1964 entsteht das Ölgemälde „1000 Engel“. Der dicke Farbauftrag und die Grösse der Leinwand verleihen dem Bild eine geradezu körperliche Präsenz. Am oberen Bildrand lässt sich das Antlitz von Christus, am unteren das von Maria erkennen. Steffen wählt dafür den für ihn typischen, nahezu karikaturistischen Gesichtstypus. Umgeben werden die beiden Figuren von einem Schwarm schwebender Gesichter, bei denen es sich – wie der Titel vermuten lässt – um Engel handelt. In der Mitte lässt sich schwach ein in die Farbmasse eingekerbtes Kruzifix erkennen. Maria wird von vier Tauben, einem bunt gesprenkelten Vogel und einer roten Sonne begleitet. Steffen bricht hier humorvoll mit der christlichen Ikonografie, welche die Taube als Symbol für den heiligen Geist nur einmal pro Bild vorsieht. Nach unten abgeschlossen wird das Werk von einer ornamentalen Bordüre. Ähnlich wie in der Kirche der Lettner die Laien vom Chor abtrennt, hält die Bildschranke die Betrachtenden zum vermeintlich Göttlichen auf Distanz. Angekauft wird das Gemälde 1977 anlässlich der Gruppenausstellung „Outside“. Der damalige Direktor Heiny Widmer zeigt ein sensibles Gespür für die sogenannte „Outsider-Art“ (Aussenseiterkunst).
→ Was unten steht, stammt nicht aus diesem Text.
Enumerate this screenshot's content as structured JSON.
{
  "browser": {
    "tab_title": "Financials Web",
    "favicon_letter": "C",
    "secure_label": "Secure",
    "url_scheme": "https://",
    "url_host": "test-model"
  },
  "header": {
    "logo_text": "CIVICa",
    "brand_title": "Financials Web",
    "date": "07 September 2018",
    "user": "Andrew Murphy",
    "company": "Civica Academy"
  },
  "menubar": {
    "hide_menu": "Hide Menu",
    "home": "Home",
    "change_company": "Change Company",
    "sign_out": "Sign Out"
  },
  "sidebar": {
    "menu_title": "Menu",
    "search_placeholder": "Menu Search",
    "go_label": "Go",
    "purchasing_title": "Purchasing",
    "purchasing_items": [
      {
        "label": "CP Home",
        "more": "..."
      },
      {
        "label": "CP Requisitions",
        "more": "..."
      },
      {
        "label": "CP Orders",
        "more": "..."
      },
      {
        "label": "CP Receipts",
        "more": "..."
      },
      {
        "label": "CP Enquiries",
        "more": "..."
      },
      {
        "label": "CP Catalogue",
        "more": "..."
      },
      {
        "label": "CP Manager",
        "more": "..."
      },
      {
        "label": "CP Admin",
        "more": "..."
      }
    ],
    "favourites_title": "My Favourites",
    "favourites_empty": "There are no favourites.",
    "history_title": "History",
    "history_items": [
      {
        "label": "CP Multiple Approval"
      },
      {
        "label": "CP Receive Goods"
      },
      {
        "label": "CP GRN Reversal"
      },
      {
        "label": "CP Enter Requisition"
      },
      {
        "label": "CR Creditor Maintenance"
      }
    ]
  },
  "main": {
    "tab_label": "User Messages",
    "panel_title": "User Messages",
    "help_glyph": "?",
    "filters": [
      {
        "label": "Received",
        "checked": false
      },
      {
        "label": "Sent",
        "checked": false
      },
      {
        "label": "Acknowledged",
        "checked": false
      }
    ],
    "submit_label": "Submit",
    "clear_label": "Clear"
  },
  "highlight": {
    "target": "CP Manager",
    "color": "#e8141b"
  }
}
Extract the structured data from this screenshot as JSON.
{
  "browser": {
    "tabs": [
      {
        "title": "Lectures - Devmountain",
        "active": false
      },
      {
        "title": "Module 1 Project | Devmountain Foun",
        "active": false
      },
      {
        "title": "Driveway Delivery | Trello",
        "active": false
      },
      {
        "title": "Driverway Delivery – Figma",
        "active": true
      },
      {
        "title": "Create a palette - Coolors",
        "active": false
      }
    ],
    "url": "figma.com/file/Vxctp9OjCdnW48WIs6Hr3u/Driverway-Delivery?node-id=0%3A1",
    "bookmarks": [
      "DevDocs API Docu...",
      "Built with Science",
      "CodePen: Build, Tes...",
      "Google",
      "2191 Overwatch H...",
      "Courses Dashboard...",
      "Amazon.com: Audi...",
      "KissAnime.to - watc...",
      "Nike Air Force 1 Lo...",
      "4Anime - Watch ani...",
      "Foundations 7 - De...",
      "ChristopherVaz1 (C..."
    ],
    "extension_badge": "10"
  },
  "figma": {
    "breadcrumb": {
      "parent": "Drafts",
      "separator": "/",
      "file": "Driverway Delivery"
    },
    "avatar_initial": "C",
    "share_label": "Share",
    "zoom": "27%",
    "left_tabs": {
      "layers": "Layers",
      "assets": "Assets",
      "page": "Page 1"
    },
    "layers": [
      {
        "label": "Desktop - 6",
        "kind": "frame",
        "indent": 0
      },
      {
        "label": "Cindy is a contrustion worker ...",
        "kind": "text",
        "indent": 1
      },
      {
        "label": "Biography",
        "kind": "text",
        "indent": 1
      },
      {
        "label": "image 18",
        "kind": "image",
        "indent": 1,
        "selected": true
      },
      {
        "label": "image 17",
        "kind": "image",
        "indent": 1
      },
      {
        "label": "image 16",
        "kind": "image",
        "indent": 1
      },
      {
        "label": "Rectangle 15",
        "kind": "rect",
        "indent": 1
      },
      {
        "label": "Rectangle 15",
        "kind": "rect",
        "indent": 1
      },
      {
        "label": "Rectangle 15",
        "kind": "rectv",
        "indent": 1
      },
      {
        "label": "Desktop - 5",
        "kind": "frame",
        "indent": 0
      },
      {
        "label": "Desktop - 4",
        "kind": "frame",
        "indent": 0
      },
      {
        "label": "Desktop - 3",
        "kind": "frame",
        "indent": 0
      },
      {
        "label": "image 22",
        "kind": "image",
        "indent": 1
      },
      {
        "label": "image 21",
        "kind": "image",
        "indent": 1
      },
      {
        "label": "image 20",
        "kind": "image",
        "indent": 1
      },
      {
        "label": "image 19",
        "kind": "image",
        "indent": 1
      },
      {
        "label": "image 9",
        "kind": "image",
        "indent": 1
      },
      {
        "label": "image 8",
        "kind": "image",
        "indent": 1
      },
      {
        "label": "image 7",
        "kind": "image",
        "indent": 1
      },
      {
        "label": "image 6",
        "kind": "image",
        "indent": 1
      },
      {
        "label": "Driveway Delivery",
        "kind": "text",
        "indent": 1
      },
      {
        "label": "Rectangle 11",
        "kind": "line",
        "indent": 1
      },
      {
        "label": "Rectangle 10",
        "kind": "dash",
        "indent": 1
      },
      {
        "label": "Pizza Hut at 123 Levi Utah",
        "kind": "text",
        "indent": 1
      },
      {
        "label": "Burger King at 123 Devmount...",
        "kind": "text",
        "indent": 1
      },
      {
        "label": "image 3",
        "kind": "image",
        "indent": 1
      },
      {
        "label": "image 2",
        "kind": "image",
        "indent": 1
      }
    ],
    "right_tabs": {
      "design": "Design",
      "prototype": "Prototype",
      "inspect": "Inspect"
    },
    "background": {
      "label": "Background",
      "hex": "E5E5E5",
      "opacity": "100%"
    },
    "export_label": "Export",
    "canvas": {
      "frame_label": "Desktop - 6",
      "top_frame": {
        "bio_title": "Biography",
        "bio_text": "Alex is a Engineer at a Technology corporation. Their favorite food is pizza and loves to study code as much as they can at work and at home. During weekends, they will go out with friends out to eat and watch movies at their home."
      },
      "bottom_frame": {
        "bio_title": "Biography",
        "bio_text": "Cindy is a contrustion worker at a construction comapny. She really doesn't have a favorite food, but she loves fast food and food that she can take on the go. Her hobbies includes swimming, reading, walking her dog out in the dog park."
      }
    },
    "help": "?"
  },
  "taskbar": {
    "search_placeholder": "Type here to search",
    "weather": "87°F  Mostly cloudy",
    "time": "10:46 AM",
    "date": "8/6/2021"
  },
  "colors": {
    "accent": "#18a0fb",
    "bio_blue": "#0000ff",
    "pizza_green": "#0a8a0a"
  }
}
Gemeint ist eine Kunst, die häufig an den Rändern des Kunstbetriebs, unbeeinflusst von zeitgenössischen Kunstströmungen und ästhetischen Konventionen entsteht.

Der durch Kunsthistoriker Roger Cardinal (1922–2019) um 1972 geprägte Begriff „Outsider Art“ steht dem Begriff der „Art Brut“ nahe, der wiederum auf den französischen Künstler und Sammler Jean Dubuffet (1901–1985) zurückgeht. Dieser versuchte begrifflich eine „rohe, ungeschliffene Kunst“ zu umreissen, die als Ventil für innere Impulse, Gefühle und Erfahrungen dient und ebenso befreit und ungestüm, wie auch präzise und detailversessen zum Ausdruck kommen kann. Diese autodidaktisch und intuitiv gewachsenen Kunstformen entdeckt Dubuffet in den 1920er-Jahren in Museen, häufiger aber in intimen Räumen und abgeschiedenen Institutionen wie Krankenhäusern, Gefängnissen und psychiatrischen Kliniken.

Aufgrund seiner Biografie, vor allem aber seiner eigenständigen Malerei wegen wird Steffen häufig in der Ecke der Outsider-Art und Art Brut verortet. So ist denn auch seine Arbeit „1000 Engel“ 2019 in der Ausstellung „Collection de l’Art Brut. Kunst im Verborgenen“ zusammen mit hängenden Packpapier-Werken der Lausanner Art Brut Künstlerin Aloïse Corbaz (1886–1964) zu sehen. Verbindende Aspekte sind die erzählerische Emblematik sowie die ausdrucksstarke und zugleich introvertiert versonnene Schilderung der Figuren.